America is getting stressed out — by politics.
More than half of Americans — 57 percent — say that the current political climate is a "very" or "somewhat" significant source of stress in their lives, according to a new survey released by the American Psychological Association (APA).
What's more, fully two-thirds (66 percent) say that the future of the nation is a significant source of stress.
The new survey, conducted by the Harris Poll on behalf of APA, is part of a larger poll about stress conducted by the organization since 2006. But 2016 was the first year that APA asked about the impact of politics, an addition prompted when psychologists who are part of the organization reported a spike in patient anxiety about the 2016 election. In January of this year, the APA followed up with additional questions, yielding the data released Wednesday.
But America's great stress-out looks different when you focus on the partisan divides in the survey. Almost three-quarters of Democrats, 72 percent, say the current political climate is a "very" or "somewhat" significant source of stress. Among Republicans, that number is far lower, only 47 percent. Self-described independents are between the two at 55 percent.

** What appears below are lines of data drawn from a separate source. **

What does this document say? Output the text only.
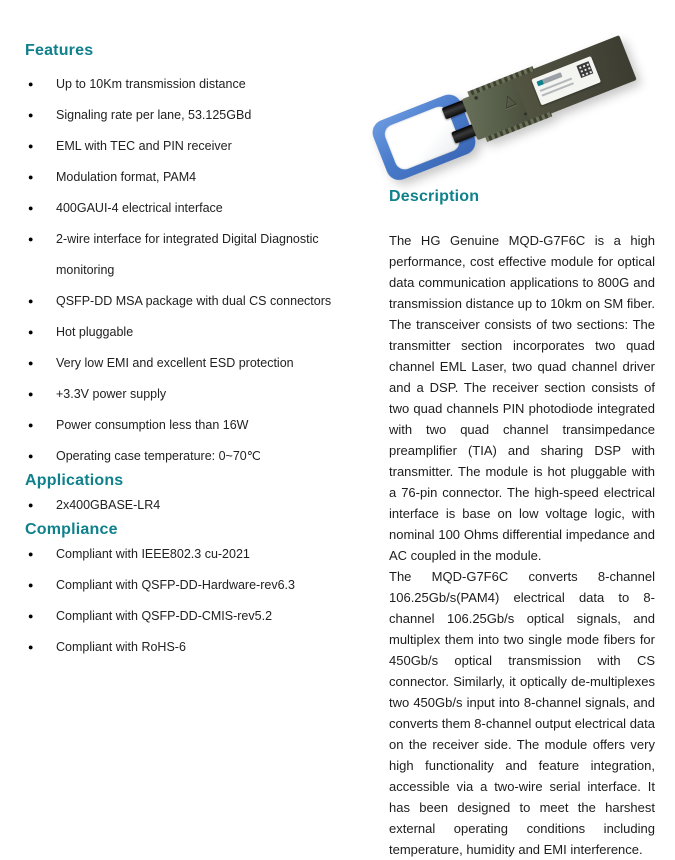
Features
● Up to 10Km transmission distance
● Signaling rate per lane, 53.125GBd
● EML with TEC and PIN receiver
● Modulation format, PAM4
● 400GAUI-4 electrical interface
● 2-wire interface for integrated Digital Diagnostic monitoring
● QSFP-DD MSA package with dual CS connectors
● Hot pluggable
● Very low EMI and excellent ESD protection
● +3.3V power supply
● Power consumption less than 16W
● Operating case temperature: 0~70℃
Applications
● 2x400GBASE-LR4
Compliance
● Compliant with IEEE802.3 cu-2021
● Compliant with QSFP-DD-Hardware-rev6.3
● Compliant with QSFP-DD-CMIS-rev5.2
● Compliant with RoHS-6
△
Description

The HG Genuine MQD-G7F6C is a high performance, cost effective module for optical data communication applications to 800G and transmission distance up to 10km on SM fiber. The transceiver consists of two sections: The transmitter section incorporates two quad channel EML Laser, two quad channel driver and a DSP. The receiver section consists of two quad channels PIN photodiode integrated with two quad channel transimpedance preamplifier (TIA) and sharing DSP with transmitter. The module is hot pluggable with a 76-pin connector. The high-speed electrical interface is base on low voltage logic, with nominal 100 Ohms differential impedance and AC coupled in the module.

The MQD-G7F6C converts 8-channel 106.25Gb/s(PAM4) electrical data to 8-channel 106.25Gb/s optical signals, and multiplex them into two single mode fibers for 450Gb/s optical transmission with CS connector. Similarly, it optically de-multiplexes two 450Gb/s input into 8-channel signals, and converts them 8-channel output electrical data on the receiver side. The module offers very high functionality and feature integration, accessible via a two-wire serial interface. It has been designed to meet the harshest external operating conditions including temperature, humidity and EMI interference.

What's driving that political stress? If you have been paying any attention to the news out of Washington for the last month, you probably have a good idea.
Asked specifically about the outcome of the 2016 election, the partisan lines appeared even more sharply. Seventy-two percent of Democrats — but just 26 percent of Republicans — said that Trump's win was a cause of significant stress. (Those partisan differences also map along urban and rural lines; 62 percent of people living in cities but just 33 percent of rural dwellers say they were stressed by the election's outcome.)
The level of educational attainment also plays in a role in people's political stress level, according to the survey. Less than 50 percent of those with a high school education or less say the current political climate and the election are "very" or "somewhat" significant sources of stress. For those who attended graduate school or got a post-graduate degree the figure is 75 percent for the current political climate and 69 percent for the 2016 election.
But concern about the future of America runs across party and educational lines. Majorities of both Republicans (59 percent) and Democrats (76 percent) say they are significantly worried about the nation in the long run. That's also true for more than 60 percent of respondents across all levels of education.
Anxiety about politics may have contributed to an overall increase in Americans' stress levels in just the past few months, too. Between August 2016 and January 2017, Americans' overall average reported stress level rose from 4.8 to 5.1 on a 10-point scale, the survey found.